When it comes to compensation, most advisors will be delighted to put 2009 in the rear view. After all, industry experts are predicting that advisors will pocket up to 25 percent less than last year — no matter how you get paid. Commissions, fees — in this market, there’s no place to hide.
“They’re going to be feeling it,” notes Alan Johnson, who heads Johnson Associates, a compensation consulting practice in New York City. “While we’ve averted a catastrophe, we’re still below 2008, even if we have a great second half of the year. You’re going to be down, and that’s no surprise to the broker.”
But enough of looking back. What’s more important is what lies ahead: a changing landscape, driven by a tougher fiduciary standard, that could change the way products are marketed and sold and how brokers are paid. It’s not unthinkable that the controversial move to a higher fiduciary standard for brokers who give investment advice could come by the start of the year, according to many industry observers.
“The word ‘risk’ is all over. If you look at regulators around the world, one of the things that’s very consistent is they believe the pay system should not encourage excessive risk,” said Johnson. “Does the pay system encourage the recipient to take inappropriate chances? As you get to the advisor level, it’s a question that will continue to resonate.”

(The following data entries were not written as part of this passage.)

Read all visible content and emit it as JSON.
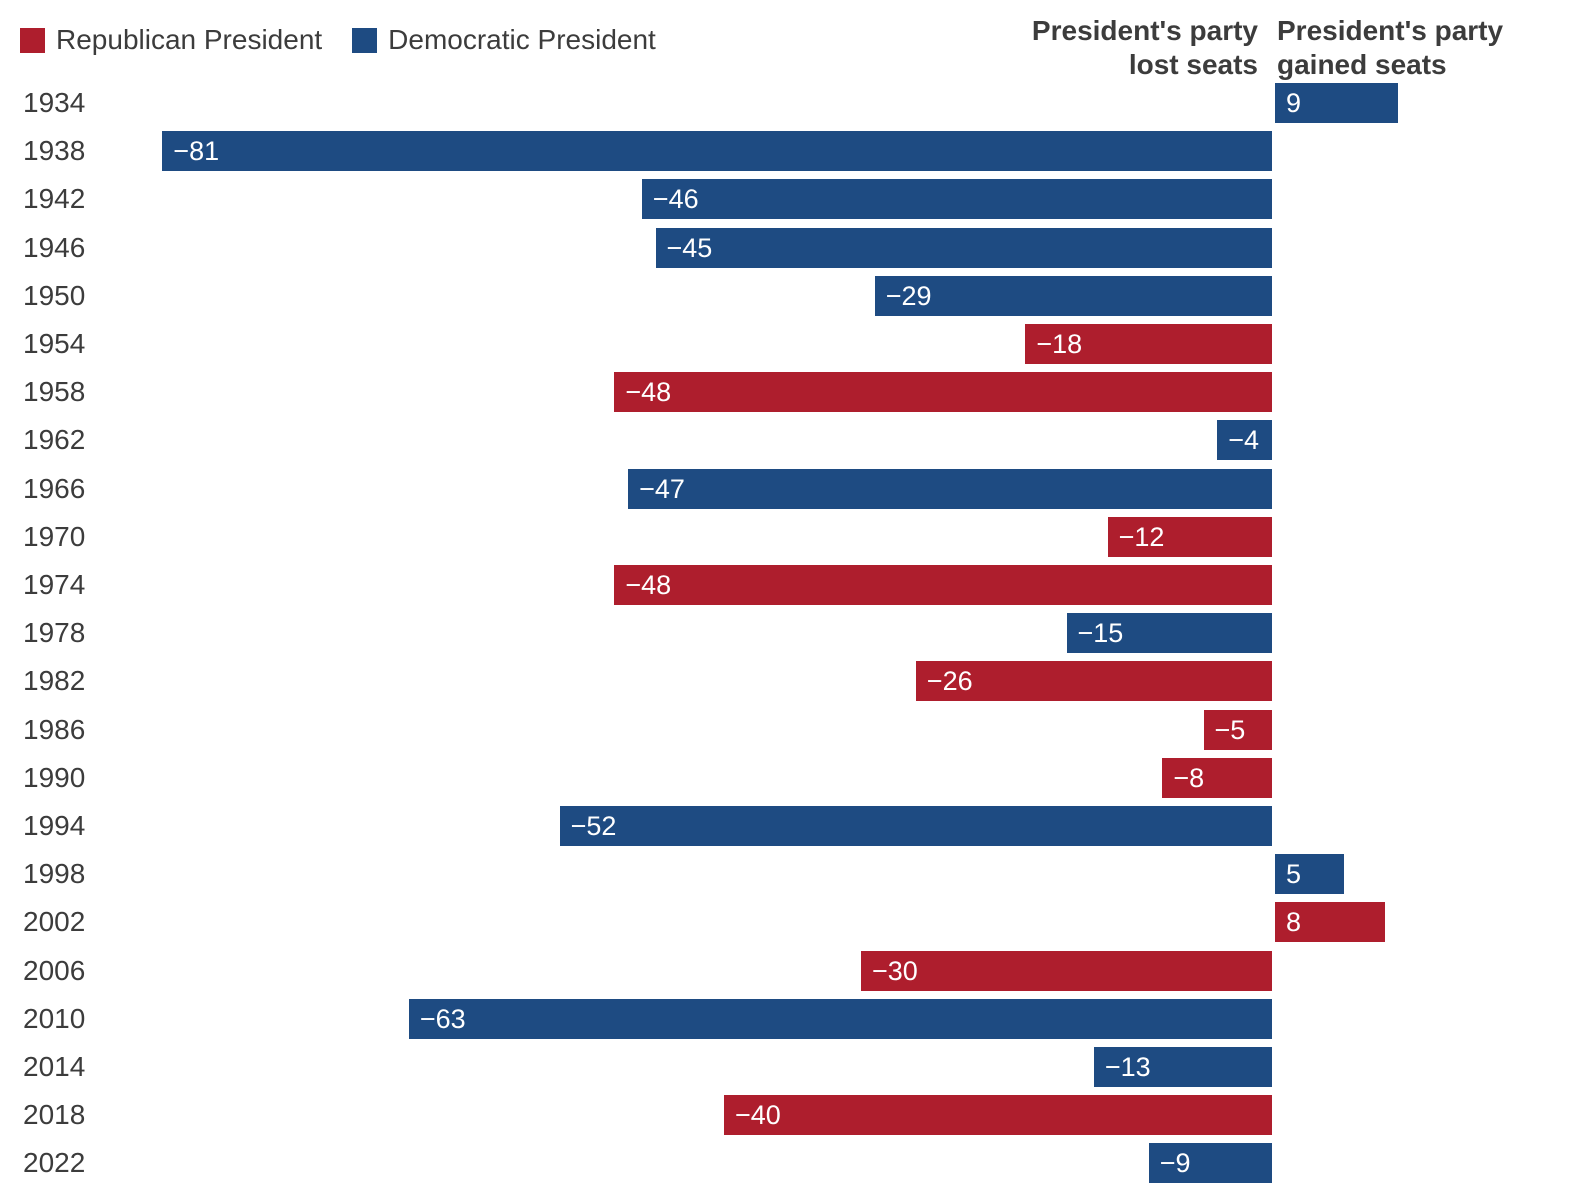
{
  "legend": {
    "items": [
      {
        "label": "Republican President",
        "party": "R"
      },
      {
        "label": "Democratic President",
        "party": "D"
      }
    ]
  },
  "headers": {
    "lost": "President's party\nlost seats",
    "gained": "President's party\ngained seats"
  },
  "colors": {
    "republican": "#AE1E2D",
    "democratic": "#1E4B82",
    "text": "#3C3C3C",
    "bar_label": "#FFFFFF",
    "background": "#FFFFFF"
  },
  "chart_data": {
    "type": "bar",
    "orientation": "horizontal",
    "title": "",
    "xlabel": "",
    "ylabel": "",
    "x_range": [
      -85,
      10
    ],
    "baseline": 0,
    "grid": false,
    "legend_position": "top-left",
    "categories": [
      "1934",
      "1938",
      "1942",
      "1946",
      "1950",
      "1954",
      "1958",
      "1962",
      "1966",
      "1970",
      "1974",
      "1978",
      "1982",
      "1986",
      "1990",
      "1994",
      "1998",
      "2002",
      "2006",
      "2010",
      "2014",
      "2018",
      "2022"
    ],
    "values": [
      9,
      -81,
      -46,
      -45,
      -29,
      -18,
      -48,
      -4,
      -47,
      -12,
      -48,
      -15,
      -26,
      -5,
      -8,
      -52,
      5,
      8,
      -30,
      -63,
      -13,
      -40,
      -9
    ],
    "rows": [
      {
        "year": "1934",
        "value": 9,
        "label": "9",
        "party": "D"
      },
      {
        "year": "1938",
        "value": -81,
        "label": "−81",
        "party": "D"
      },
      {
        "year": "1942",
        "value": -46,
        "label": "−46",
        "party": "D"
      },
      {
        "year": "1946",
        "value": -45,
        "label": "−45",
        "party": "D"
      },
      {
        "year": "1950",
        "value": -29,
        "label": "−29",
        "party": "D"
      },
      {
        "year": "1954",
        "value": -18,
        "label": "−18",
        "party": "R"
      },
      {
        "year": "1958",
        "value": -48,
        "label": "−48",
        "party": "R"
      },
      {
        "year": "1962",
        "value": -4,
        "label": "−4",
        "party": "D"
      },
      {
        "year": "1966",
        "value": -47,
        "label": "−47",
        "party": "D"
      },
      {
        "year": "1970",
        "value": -12,
        "label": "−12",
        "party": "R"
      },
      {
        "year": "1974",
        "value": -48,
        "label": "−48",
        "party": "R"
      },
      {
        "year": "1978",
        "value": -15,
        "label": "−15",
        "party": "D"
      },
      {
        "year": "1982",
        "value": -26,
        "label": "−26",
        "party": "R"
      },
      {
        "year": "1986",
        "value": -5,
        "label": "−5",
        "party": "R"
      },
      {
        "year": "1990",
        "value": -8,
        "label": "−8",
        "party": "R"
      },
      {
        "year": "1994",
        "value": -52,
        "label": "−52",
        "party": "D"
      },
      {
        "year": "1998",
        "value": 5,
        "label": "5",
        "party": "D"
      },
      {
        "year": "2002",
        "value": 8,
        "label": "8",
        "party": "R"
      },
      {
        "year": "2006",
        "value": -30,
        "label": "−30",
        "party": "R"
      },
      {
        "year": "2010",
        "value": -63,
        "label": "−63",
        "party": "D"
      },
      {
        "year": "2014",
        "value": -13,
        "label": "−13",
        "party": "D"
      },
      {
        "year": "2018",
        "value": -40,
        "label": "−40",
        "party": "R"
      },
      {
        "year": "2022",
        "value": -9,
        "label": "−9",
        "party": "D"
      }
    ]
  }
}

And the Obama administration’s focus on regulation doesn’t stop there. “The industry as a whole is waiting for the other shoe to drop,” according to Bing Waldert, a director for Boston-based Cerulli Associates. “It’s only a matter of time.” Among the practices Waldert says are sure to come under scrutiny: retention bonuses and recruiting packages.

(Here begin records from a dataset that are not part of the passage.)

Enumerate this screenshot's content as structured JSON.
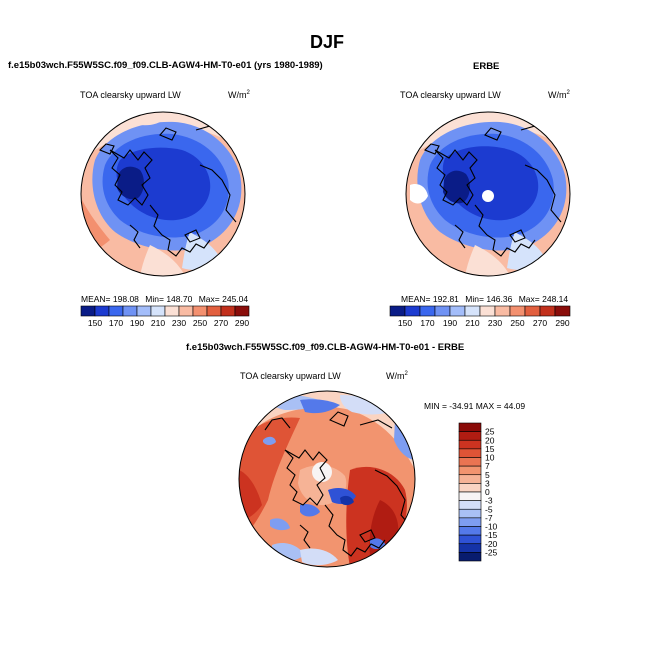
{
  "page": {
    "title": "DJF"
  },
  "chart_data": [
    {
      "type": "heatmap",
      "header": "f.e15b03wch.F55W5SC.f09_f09.CLB-AGW4-HM-T0-e01 (yrs 1980-1989)",
      "label_left": "TOA clearsky upward LW",
      "units": "W/m",
      "units_sup": "2",
      "stats": {
        "mean_label": "MEAN=",
        "mean": "198.08",
        "min_label": "Min=",
        "min": "148.70",
        "max_label": "Max=",
        "max": "245.04"
      },
      "colorbar": {
        "orientation": "horizontal",
        "tick_labels": [
          "150",
          "170",
          "190",
          "210",
          "230",
          "250",
          "270",
          "290"
        ],
        "colors": [
          "#0a1c87",
          "#1c3bd0",
          "#3a67ee",
          "#6f92f4",
          "#a3bdfa",
          "#d5e3fb",
          "#fbe0d5",
          "#f9bba3",
          "#f3906f",
          "#e25f3e",
          "#c2301c",
          "#8a0d0a"
        ]
      }
    },
    {
      "type": "heatmap",
      "header": "ERBE",
      "label_left": "TOA clearsky upward LW",
      "units": "W/m",
      "units_sup": "2",
      "stats": {
        "mean_label": "MEAN=",
        "mean": "192.81",
        "min_label": "Min=",
        "min": "146.36",
        "max_label": "Max=",
        "max": "248.14"
      },
      "colorbar": {
        "orientation": "horizontal",
        "tick_labels": [
          "150",
          "170",
          "190",
          "210",
          "230",
          "250",
          "270",
          "290"
        ],
        "colors": [
          "#0a1c87",
          "#1c3bd0",
          "#3a67ee",
          "#6f92f4",
          "#a3bdfa",
          "#d5e3fb",
          "#fbe0d5",
          "#f9bba3",
          "#f3906f",
          "#e25f3e",
          "#c2301c",
          "#8a0d0a"
        ]
      }
    },
    {
      "type": "heatmap",
      "header": "f.e15b03wch.F55W5SC.f09_f09.CLB-AGW4-HM-T0-e01 - ERBE",
      "label_left": "TOA clearsky upward LW",
      "units": "W/m",
      "units_sup": "2",
      "stats_text": "MIN = -34.91  MAX =  44.09",
      "colorbar": {
        "orientation": "vertical",
        "tick_labels": [
          "25",
          "20",
          "15",
          "10",
          "7",
          "5",
          "3",
          "0",
          "-3",
          "-5",
          "-7",
          "-10",
          "-15",
          "-20",
          "-25"
        ],
        "colors": [
          "#8a0a08",
          "#b01c12",
          "#cc3320",
          "#df5436",
          "#ea7452",
          "#f2946f",
          "#f6b396",
          "#fad4c2",
          "#f8f4f4",
          "#d3ddf7",
          "#a9c0f5",
          "#7e9df1",
          "#5479ea",
          "#2f52d6",
          "#1533a8",
          "#081c6e"
        ]
      }
    }
  ]
}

Waldert was right. On August 31, SEC Chairman Mary Schapiro in a one-page open letter to broker-dealer executives warned them about offering substantial inducements to potential recruits, including large up-front bonuses and “enhanced commissions” on sales of investment products. “Certain forms of potential compensation may carry with them enhanced risks to customers,” she said pointedly in the letter.
At the least, the market meltdown and the regulatory climate have put the compensation conversation into high relief. “I think the world has changed,” says Danny Sarch, president of Leitner Sarch Consultants in White Plains, N.Y. Among other things, Sarch expects “dramatic” changes in the 2010 compensation grids that will be unveiled over the next few months. In his forecast: a continuing focus on higher producers, a drive toward “product neutrality” and rewards for converting to a fee-based business model.

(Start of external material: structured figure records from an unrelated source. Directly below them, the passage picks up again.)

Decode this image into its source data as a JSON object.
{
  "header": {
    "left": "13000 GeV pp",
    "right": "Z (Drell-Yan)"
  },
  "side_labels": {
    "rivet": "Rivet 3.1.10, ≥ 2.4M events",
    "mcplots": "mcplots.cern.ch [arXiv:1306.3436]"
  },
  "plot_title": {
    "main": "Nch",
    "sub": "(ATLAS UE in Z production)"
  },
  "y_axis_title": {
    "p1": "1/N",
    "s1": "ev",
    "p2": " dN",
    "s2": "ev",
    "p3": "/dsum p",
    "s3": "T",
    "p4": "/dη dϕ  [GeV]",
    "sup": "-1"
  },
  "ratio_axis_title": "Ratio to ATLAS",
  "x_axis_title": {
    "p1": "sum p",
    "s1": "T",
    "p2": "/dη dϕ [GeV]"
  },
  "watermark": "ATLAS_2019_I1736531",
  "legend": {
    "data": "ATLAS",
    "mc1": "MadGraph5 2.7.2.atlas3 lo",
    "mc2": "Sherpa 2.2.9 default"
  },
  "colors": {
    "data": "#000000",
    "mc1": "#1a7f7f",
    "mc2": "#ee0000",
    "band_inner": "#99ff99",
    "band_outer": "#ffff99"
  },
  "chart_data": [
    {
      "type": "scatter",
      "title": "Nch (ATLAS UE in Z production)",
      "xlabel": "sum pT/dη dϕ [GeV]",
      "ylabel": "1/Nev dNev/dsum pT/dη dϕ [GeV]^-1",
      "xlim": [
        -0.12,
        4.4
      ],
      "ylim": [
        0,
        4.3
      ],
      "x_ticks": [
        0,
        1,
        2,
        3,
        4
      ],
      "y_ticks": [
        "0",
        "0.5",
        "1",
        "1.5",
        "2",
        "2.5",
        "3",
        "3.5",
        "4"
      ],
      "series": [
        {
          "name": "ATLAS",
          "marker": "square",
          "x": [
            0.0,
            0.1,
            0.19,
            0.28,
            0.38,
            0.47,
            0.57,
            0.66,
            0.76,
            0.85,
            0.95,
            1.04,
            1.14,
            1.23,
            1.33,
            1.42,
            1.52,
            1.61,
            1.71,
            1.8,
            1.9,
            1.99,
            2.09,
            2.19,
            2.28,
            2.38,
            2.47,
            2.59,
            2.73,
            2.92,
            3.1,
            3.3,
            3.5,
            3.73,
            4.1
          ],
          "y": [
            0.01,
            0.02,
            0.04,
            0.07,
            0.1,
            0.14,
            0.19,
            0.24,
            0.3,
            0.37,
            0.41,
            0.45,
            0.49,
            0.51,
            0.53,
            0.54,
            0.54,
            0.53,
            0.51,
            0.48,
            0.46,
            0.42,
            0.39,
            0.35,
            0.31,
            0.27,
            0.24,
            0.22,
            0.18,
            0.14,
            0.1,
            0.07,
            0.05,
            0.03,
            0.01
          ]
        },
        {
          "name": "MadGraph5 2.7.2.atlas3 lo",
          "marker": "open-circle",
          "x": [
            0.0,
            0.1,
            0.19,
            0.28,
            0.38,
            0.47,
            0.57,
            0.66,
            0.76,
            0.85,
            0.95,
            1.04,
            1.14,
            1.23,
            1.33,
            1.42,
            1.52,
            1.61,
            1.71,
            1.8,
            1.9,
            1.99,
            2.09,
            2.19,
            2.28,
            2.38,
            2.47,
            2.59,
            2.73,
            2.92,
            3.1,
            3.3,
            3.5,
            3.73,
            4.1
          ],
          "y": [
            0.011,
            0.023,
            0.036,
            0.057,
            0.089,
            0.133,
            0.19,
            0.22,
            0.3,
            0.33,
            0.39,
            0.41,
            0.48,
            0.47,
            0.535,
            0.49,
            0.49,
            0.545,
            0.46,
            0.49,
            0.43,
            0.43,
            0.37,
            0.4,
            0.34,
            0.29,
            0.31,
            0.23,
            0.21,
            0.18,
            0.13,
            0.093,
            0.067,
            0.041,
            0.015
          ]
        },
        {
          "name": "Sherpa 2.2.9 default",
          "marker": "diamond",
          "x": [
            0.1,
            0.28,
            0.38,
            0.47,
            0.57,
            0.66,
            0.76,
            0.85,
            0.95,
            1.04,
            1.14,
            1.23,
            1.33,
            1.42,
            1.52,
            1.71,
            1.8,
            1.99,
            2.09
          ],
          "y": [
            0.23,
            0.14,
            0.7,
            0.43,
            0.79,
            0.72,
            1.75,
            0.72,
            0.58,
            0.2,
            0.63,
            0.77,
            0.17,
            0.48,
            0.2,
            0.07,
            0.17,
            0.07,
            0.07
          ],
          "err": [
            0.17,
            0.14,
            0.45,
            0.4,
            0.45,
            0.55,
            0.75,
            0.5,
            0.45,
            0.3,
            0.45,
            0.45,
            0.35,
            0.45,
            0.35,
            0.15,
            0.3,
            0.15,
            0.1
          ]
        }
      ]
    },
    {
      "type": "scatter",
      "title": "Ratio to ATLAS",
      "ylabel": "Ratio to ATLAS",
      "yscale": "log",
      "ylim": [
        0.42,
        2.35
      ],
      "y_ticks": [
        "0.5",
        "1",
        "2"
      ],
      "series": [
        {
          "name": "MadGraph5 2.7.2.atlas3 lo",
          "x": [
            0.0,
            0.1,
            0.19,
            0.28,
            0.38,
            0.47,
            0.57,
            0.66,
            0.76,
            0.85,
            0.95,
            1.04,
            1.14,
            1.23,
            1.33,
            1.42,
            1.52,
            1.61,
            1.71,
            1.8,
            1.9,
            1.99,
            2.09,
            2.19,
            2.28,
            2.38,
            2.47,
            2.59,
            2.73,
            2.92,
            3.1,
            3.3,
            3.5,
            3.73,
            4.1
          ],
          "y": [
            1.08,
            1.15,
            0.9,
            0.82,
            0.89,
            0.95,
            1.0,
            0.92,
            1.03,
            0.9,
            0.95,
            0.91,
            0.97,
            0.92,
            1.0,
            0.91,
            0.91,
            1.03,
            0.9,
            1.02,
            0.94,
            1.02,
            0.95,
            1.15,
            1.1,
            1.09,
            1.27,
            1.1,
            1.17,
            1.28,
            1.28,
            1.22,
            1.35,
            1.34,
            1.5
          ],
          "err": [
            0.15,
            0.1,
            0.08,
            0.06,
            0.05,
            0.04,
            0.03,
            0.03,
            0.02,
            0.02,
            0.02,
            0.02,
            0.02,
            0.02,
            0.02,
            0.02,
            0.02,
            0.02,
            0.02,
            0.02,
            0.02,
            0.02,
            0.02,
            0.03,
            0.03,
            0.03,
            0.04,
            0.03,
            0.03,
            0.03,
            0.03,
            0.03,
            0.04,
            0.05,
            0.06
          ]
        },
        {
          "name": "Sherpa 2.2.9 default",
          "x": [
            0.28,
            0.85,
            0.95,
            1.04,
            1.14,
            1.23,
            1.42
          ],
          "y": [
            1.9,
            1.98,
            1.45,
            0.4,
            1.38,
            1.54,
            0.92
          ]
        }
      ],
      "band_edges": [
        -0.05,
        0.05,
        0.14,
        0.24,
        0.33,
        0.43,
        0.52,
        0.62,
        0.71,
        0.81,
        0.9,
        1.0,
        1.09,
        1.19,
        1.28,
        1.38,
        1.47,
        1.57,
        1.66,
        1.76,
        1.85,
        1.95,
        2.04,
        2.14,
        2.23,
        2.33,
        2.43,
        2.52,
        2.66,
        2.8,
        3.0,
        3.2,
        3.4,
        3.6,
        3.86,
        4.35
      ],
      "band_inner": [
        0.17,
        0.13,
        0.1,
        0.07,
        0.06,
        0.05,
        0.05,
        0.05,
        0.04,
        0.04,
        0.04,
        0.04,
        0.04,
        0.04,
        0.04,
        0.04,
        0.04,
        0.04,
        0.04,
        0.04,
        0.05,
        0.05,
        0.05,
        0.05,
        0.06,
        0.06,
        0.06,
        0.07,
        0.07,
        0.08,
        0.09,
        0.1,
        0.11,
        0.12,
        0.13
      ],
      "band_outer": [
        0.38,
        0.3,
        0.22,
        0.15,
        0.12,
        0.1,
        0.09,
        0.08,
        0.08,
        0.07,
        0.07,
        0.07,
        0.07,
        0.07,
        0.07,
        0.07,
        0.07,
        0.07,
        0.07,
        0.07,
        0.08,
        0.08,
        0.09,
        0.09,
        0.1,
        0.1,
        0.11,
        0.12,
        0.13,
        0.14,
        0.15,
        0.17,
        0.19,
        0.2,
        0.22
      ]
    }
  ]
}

“Payout plans have always been used to drive behavior. If you believe, as I do, that there’s going to be a change to fiduciary, you must continue to drive business to a fee-based model,” Sarch says. “I also think they will continue to raise the bar so that the higher-end guys will be taken care of. The lower-end guys, by definition, will lose.”
Likewise, Mark Elzweig, president of Mark Elzweig & Associates in New York City, expects higher levels of compensation in the 2010 grids for brokers with good assets who do in excess of $500,000 in production. The back story, he says, involves how the wirehouses will deploy their “scarce” resources.
“Even if they’re not actually firing you, they’re making it clear that they want you to leave,” he said. “There have been mergers of big firms, overhead is rising, money is scarcer than it used to be, and if you want to stay at a major wirehouse, if you’re grossing $400,000 or more, you can stay. Of course, they want you to do $500,000 or more. Otherwise, they’re saying, your revenue doesn’t justify our overhead and you should leave.”
What of the perks that once were part of so many Wall Street packages? They haven’t exactly disappeared. Early this year, UBS introduced a Financial Advisor Survivor Benefit, under which the company will give 75 percent of a high producer’s gross to your survivor, up to a maximum of $2.5 million. More traditionally, there are still incentive contests and high producers continue to be sent on trips.
“It’s very quiet now but it exists,” says Elvin Turner, managing director of Turner Consulting in Bloomfield, Conn. “Compensation doesn’t have to be stellar but it has to be rewarding. That’s probably something that will never change.”
Not surprisingly, the events of the last year have exposed the weaknesses in both the transactional and advisory business models.
“What happened in the fall and into the spring was scary. People stopped trading and wanted to talk — and that’s across the board,” said Turner. “You can get paid for talking or you can talk for free and just kind of hang on and wait for people to trade. That’s what’s been going on.”
Going forward, Turner expects the “talking” model to gain traction not so much because of organic growth, but as a result of assets migrating from the traditional model. A Cerulli Associates report in July notes that wirehouses lost approximately $1.5 trillion worth of market share in 2008 while independents gained ground.